Orpington veteran, 97, to march at the Cenotaph this Sunday - read his remarkable Second World War story of survival here
PUBLISHED: 13:33 09 November 2017
He will be marching with 100 other blind veterans supported by Blind Veterans UK
A blind veteran who “narrowly and miraculously avoided death” during the Second World War will march at the Cenotaph this weekend.
Frank Unwin from Orpington will join more than 100 other blind veterans supported by Blind Veterans UK on Remembrance Sunday.
Ahead of the ceremony this Sunday, the 97-year-old has revealed his story of the war, which saw him deployed in Egypt, survive eight hours of consistent bombing, escape as a prisoner of war only to be recaptured and eventually come home weighing less than six stone.
The veteran said: “For me, remembrance means looking back at the Second World War and all the fellows who didn’t make it back alive. It’s also an opportunity to reflect on all the times that I myself narrowly and miraculously avoided death.
“It’s an occasion that features strongly in our family, given the number of losses we’ve sadly experienced as a result of war. My own sister, Betty, at the age of 12, was lost aboard the City of Benares in September 1940.”
The evacuee ship, was struck by a German torpedo and
Mr Unwin enlisted in the Territorial Army in April 1939 and was mobilised a year later.
He recalls: “I was deployed out to Egypt in November 1940 as part of the 234 Battery, 68th Medium Regiment, Royal Artillery. After a month’s acclimatisation in Cairo, we went into the western Desert where we fought and defeated the Italian forces.”
Mr Unwin then sailed to Greece to support the Greek army, but was forced to retreat from Athens due to advancing German forces.
Hitching a ride from merchantmen and Royal Navy ships, he soon arrived at Crete, before a German parachute attack saw Allied forces evacuate once again.
In a subsequent convoy of two cruises and five destroyers headed for Egypt, in which Frank was aboard HMS Orion, eight hours of constant bombing resulted in the loss of nearly 400 lives.
Remarkably, the HMS Orion made it to Alexandria safely.
Mr Unwin’s luck looked to have run out when, in June 1942, he was captured by German forces as a prisoner of war and handed over to Italian army.
He said: “I was held for a year at prisoner of war camp No PG 82, which was in Laterina, Tuscany.
“In spring 1943 I managed my first escape, only to be recaptured within one week. Upon my return, however, I joined an escape tunnel team, though just days before we were finished, the Italians signed an Armistice.
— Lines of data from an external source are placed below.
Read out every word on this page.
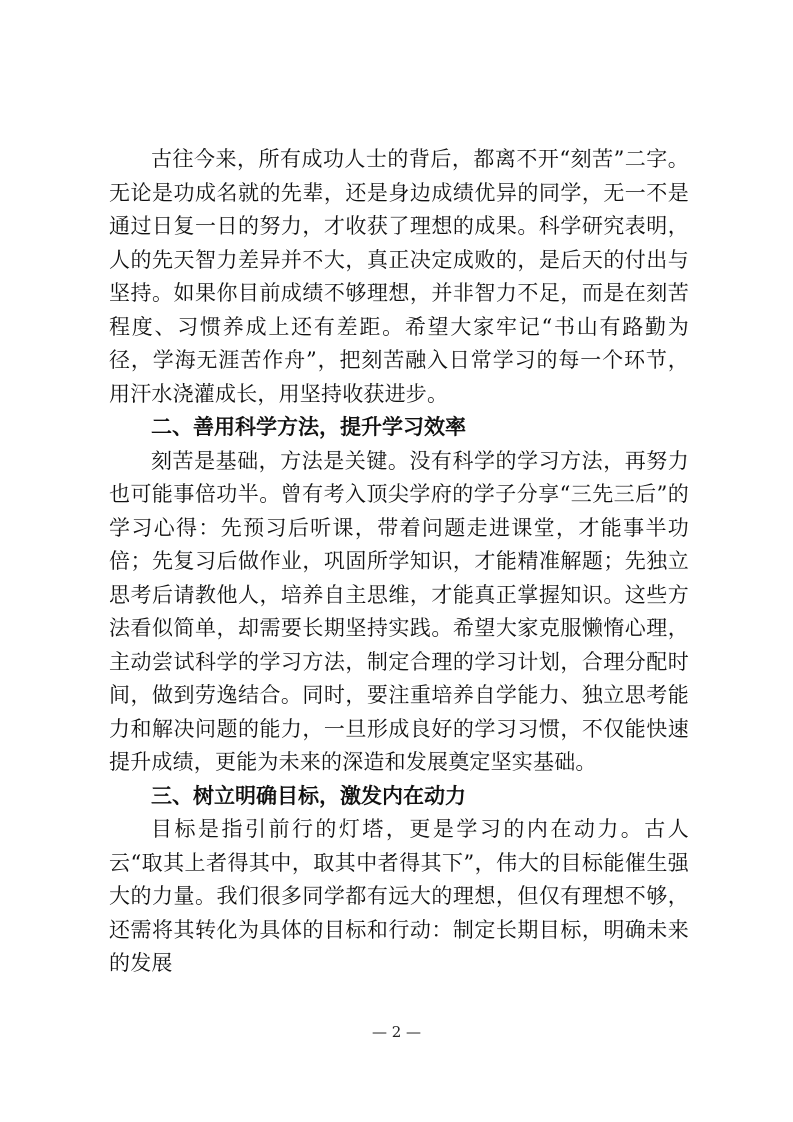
古往今来，所有成功人士的背后，都离不开“刻苦”二字。无论是功成名就的先辈，还是身边成绩优异的同学，无一不是通过日复一日的努力，才收获了理想的成果。科学研究表明，人的先天智力差异并不大，真正决定成败的，是后天的付出与坚持。如果你目前成绩不够理想，并非智力不足，而是在刻苦程度、习惯养成上还有差距。希望大家牢记“书山有路勤为径，学海无涯苦作舟”，把刻苦融入日常学习的每一个环节，用汗水浇灌成长，用坚持收获进步。

二、善用科学方法，提升学习效率

刻苦是基础，方法是关键。没有科学的学习方法，再努力也可能事倍功半。曾有考入顶尖学府的学子分享“三先三后”的学习心得：先预习后听课，带着问题走进课堂，才能事半功倍；先复习后做作业，巩固所学知识，才能精准解题；先独立思考后请教他人，培养自主思维，才能真正掌握知识。这些方法看似简单，却需要长期坚持实践。希望大家克服懒惰心理，主动尝试科学的学习方法，制定合理的学习计划，合理分配时间，做到劳逸结合。同时，要注重培养自学能力、独立思考能力和解决问题的能力，一旦形成良好的学习习惯，不仅能快速提升成绩，更能为未来的深造和发展奠定坚实基础。

三、树立明确目标，激发内在动力

目标是指引前行的灯塔，更是学习的内在动力。古人云“取其上者得其中，取其中者得其下”，伟大的目标能催生强大的力量。我们很多同学都有远大的理想，但仅有理想不够，还需将其转化为具体的目标和行动：制定长期目标，明确未来的发展

— 2 —
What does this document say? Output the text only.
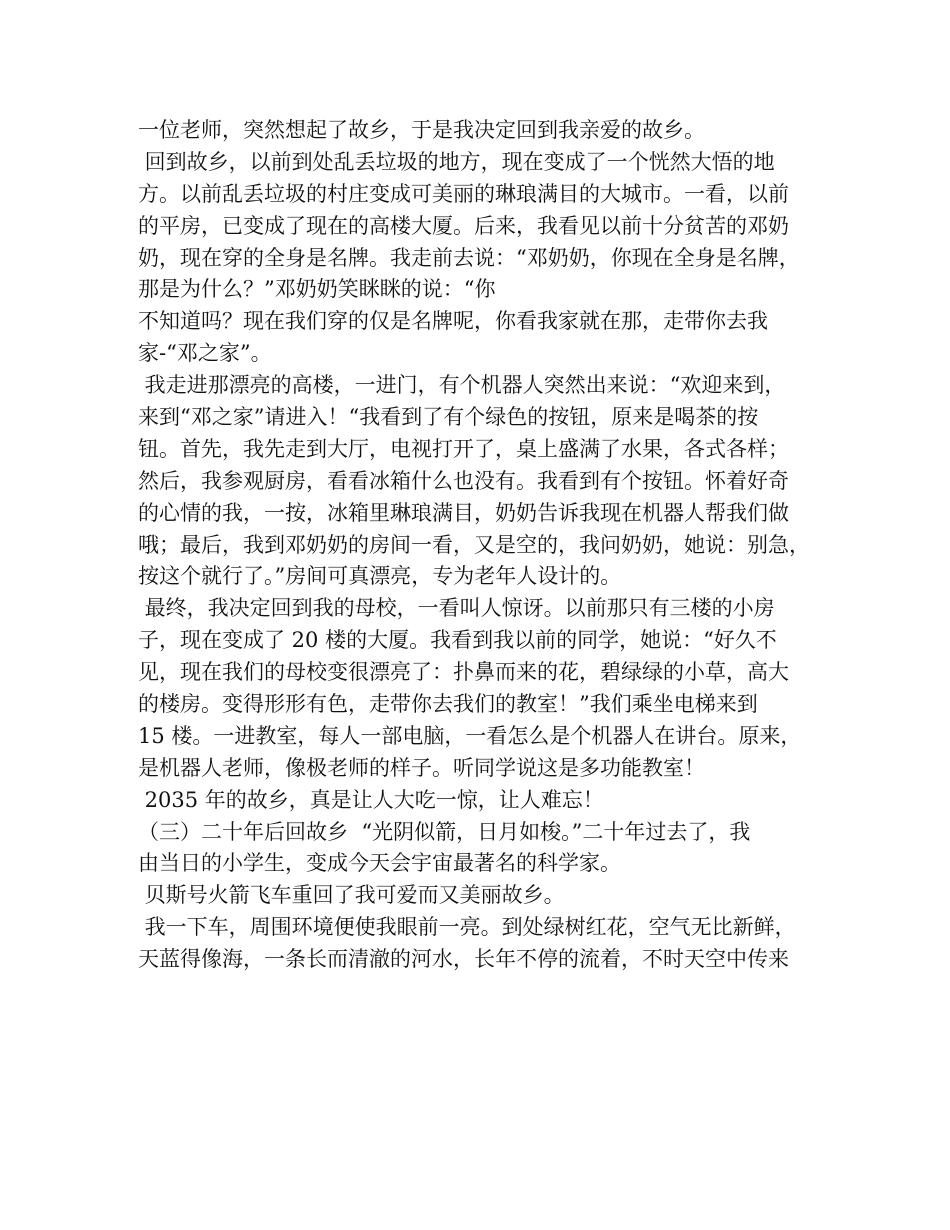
一位老师，突然想起了故乡，于是我决定回到我亲爱的故乡。
回到故乡，以前到处乱丢垃圾的地方，现在变成了一个恍然大悟的地
方。以前乱丢垃圾的村庄变成可美丽的琳琅满目的大城市。一看，以前
的平房，已变成了现在的高楼大厦。后来，我看见以前十分贫苦的邓奶
奶，现在穿的全身是名牌。我走前去说：“邓奶奶，你现在全身是名牌，
那是为什么？”邓奶奶笑眯眯的说：“你
不知道吗？现在我们穿的仅是名牌呢，你看我家就在那，走带你去我
家-“邓之家”。
我走进那漂亮的高楼，一进门，有个机器人突然出来说：“欢迎来到，
来到“邓之家”请进入！“我看到了有个绿色的按钮，原来是喝茶的按
钮。首先，我先走到大厅，电视打开了，桌上盛满了水果，各式各样；
然后，我参观厨房，看看冰箱什么也没有。我看到有个按钮。怀着好奇
的心情的我，一按，冰箱里琳琅满目，奶奶告诉我现在机器人帮我们做
哦；最后，我到邓奶奶的房间一看，又是空的，我问奶奶，她说：别急，
按这个就行了。”房间可真漂亮，专为老年人设计的。
最终，我决定回到我的母校，一看叫人惊讶。以前那只有三楼的小房
子，现在变成了 20 楼的大厦。我看到我以前的同学，她说：“好久不
见，现在我们的母校变很漂亮了：扑鼻而来的花，碧绿绿的小草，高大
的楼房。变得形形有色，走带你去我们的教室！”我们乘坐电梯来到
15 楼。一进教室，每人一部电脑，一看怎么是个机器人在讲台。原来，
是机器人老师，像极老师的样子。听同学说这是多功能教室！
2035 年的故乡，真是让人大吃一惊，让人难忘！
（三）二十年后回故乡  “光阴似箭，日月如梭。”二十年过去了，我
由当日的小学生，变成今天会宇宙最著名的科学家。
贝斯号火箭飞车重回了我可爱而又美丽故乡。
我一下车，周围环境便使我眼前一亮。到处绿树红花，空气无比新鲜，
天蓝得像海，一条长而清澈的河水，长年不停的流着，不时天空中传来
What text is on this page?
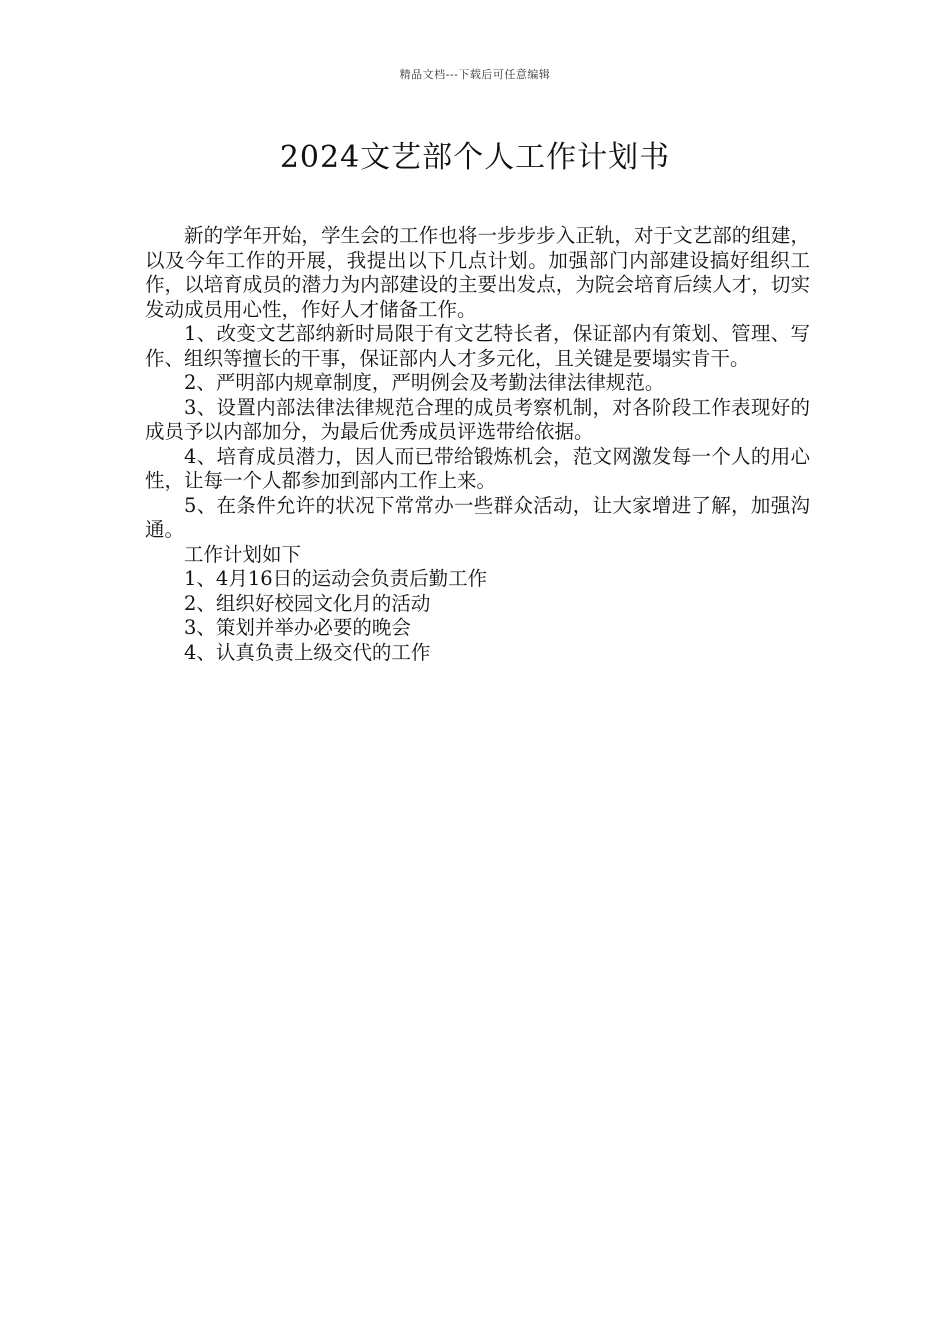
精品文档---下载后可任意编辑
2024文艺部个人工作计划书

新的学年开始，学生会的工作也将一步步步入正轨，对于文艺部的组建，以及今年工作的开展，我提出以下几点计划。加强部门内部建设搞好组织工作，以培育成员的潜力为内部建设的主要出发点，为院会培育后续人才，切实发动成员用心性，作好人才储备工作。

1、改变文艺部纳新时局限于有文艺特长者，保证部内有策划、管理、写作、组织等擅长的干事，保证部内人才多元化，且关键是要塌实肯干。

2、严明部内规章制度，严明例会及考勤法律法律规范。

3、设置内部法律法律规范合理的成员考察机制，对各阶段工作表现好的成员予以内部加分，为最后优秀成员评选带给依据。

4、培育成员潜力，因人而已带给锻炼机会，范文网激发每一个人的用心性，让每一个人都参加到部内工作上来。

5、在条件允许的状况下常常办一些群众活动，让大家增进了解，加强沟通。

工作计划如下

1、4月16日的运动会负责后勤工作

2、组织好校园文化月的活动

3、策划并举办必要的晚会

4、认真负责上级交代的工作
This time, therefore, I was able to escape by simply cutting the barbed wire fence.”
The escaped POW spent five months in the hills of Tuscany, when, in what he calls “a wonderful show of bravery and kindness”, the villagers of nearby Montebenichi sheltered him from the Nazis.
Desperate to speak to his family, and with no sign of an Allied advance, the 22-year-old soldier set off to find his comrades, but was ultimately captured and spent a year at a work camp in a German stone quarry.
At the start of 1945, an order came to move the captured soldier to a salt mine, but with the Allied advance underway, the German’s announced there would be no further movement of prisoner.
Instead he was put through “The March”, which saw around 3,500 POWs die during forced marches under the order of Adolf Hitler.
Mr Unwin was finally released in April 1945.
When he returned to his family in Liverpool, he weighed less than six stone.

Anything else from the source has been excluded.